The city council deferred the item asking staff to explore alternatives
to the crosswalk. In the meantime, I visited Babcock Place, and based on
my conversations with the residents learned that the "story"
was not so much getting to the Dairy Queen or church as it was a matter
of mobility and dignity. For the residents, the inability to cross the
street limited their independence, and as one grows older independence
and dignity are tied to mobility. In essence, they seemed to be saying,
"Isn't it government's role to help older citizens maintain dignity
in their lives, and isn't a crosswalk a cheap way to accomplish that goal
even if it causes some inconvenience to traffic flow?"
While this seems to be a trivial issue in the life of any city, it is not
an uncommon one, and it generates a lot of emotion.
- If some form of traffic control at the intersection will build these
senior citizens' faith that government is responsive and representative,
is it worth it to reject the traffic engineer's advice, knowing that without
some agreed upon standards, decisions of where to post stop signs, crossing
guards and traffic lights will become more political than they already
- How is this issue related to building a sense of community? In this
case, how has staff's handling of the request affected the citizens' impression
of government? Has staff adequately fulfilled its role in this case?

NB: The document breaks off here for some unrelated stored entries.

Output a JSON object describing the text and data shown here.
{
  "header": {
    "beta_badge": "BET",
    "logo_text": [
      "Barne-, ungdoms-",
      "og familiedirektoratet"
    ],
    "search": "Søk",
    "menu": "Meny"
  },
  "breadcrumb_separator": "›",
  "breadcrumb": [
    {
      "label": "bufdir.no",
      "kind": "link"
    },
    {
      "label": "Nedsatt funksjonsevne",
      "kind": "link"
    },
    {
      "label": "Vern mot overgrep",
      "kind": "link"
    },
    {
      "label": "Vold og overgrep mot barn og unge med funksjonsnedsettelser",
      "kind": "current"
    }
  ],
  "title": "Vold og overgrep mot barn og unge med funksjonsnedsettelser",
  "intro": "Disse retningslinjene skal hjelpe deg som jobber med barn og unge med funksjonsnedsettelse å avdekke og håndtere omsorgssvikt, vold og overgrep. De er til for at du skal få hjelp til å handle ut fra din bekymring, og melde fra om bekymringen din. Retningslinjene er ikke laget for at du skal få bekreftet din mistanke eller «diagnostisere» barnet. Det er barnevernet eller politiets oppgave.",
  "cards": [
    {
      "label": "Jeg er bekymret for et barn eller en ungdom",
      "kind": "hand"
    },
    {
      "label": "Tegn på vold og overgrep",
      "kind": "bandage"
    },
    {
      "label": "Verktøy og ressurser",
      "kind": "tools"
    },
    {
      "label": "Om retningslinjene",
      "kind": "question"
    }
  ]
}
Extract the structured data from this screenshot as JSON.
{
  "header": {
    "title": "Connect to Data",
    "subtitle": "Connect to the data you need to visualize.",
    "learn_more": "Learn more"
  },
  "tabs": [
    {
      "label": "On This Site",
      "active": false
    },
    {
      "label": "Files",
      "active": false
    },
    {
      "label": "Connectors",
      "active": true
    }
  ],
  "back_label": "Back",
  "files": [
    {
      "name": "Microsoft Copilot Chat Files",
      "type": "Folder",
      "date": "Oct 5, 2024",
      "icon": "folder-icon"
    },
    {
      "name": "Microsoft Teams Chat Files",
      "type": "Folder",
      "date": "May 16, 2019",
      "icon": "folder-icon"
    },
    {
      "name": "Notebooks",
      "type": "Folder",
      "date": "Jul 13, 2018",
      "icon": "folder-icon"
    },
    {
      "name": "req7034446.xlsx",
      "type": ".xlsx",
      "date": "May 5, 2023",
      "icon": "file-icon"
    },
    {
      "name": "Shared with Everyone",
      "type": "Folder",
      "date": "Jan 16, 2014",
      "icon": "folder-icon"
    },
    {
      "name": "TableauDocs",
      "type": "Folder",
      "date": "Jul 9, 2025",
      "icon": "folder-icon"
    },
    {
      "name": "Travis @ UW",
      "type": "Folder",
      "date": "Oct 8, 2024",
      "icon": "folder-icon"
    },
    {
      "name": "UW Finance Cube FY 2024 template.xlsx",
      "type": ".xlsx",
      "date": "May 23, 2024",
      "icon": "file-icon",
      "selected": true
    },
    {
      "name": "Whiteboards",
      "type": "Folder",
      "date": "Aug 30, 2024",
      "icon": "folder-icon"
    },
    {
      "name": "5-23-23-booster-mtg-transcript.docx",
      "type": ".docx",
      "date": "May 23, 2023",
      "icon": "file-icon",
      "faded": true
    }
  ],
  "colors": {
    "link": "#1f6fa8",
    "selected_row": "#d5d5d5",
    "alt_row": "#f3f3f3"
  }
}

- Do you think the city council-staff relationship in this case fostered
trust and confidence in one another? If not, what could have been done
- What values are being expressed by the citizens? By staff? What kind
of interest does staff have in a case like this? How might the outcome
of this case affect staff's work in the future?
- What are the various stories at play in the case? What is the citizens
story? What is staff's story? What values are conveyed in the various stories?
How does scientific thinking clash with anecdotal thinking in this case?
- After a weekly meeting to review the upcoming agenda, the mayor corners
the chief administrative officer and asks, "What do you think we ought
to do?" As the chief administrative officer, what will you tell the
mayor? What is your objective in answering the mayor's question?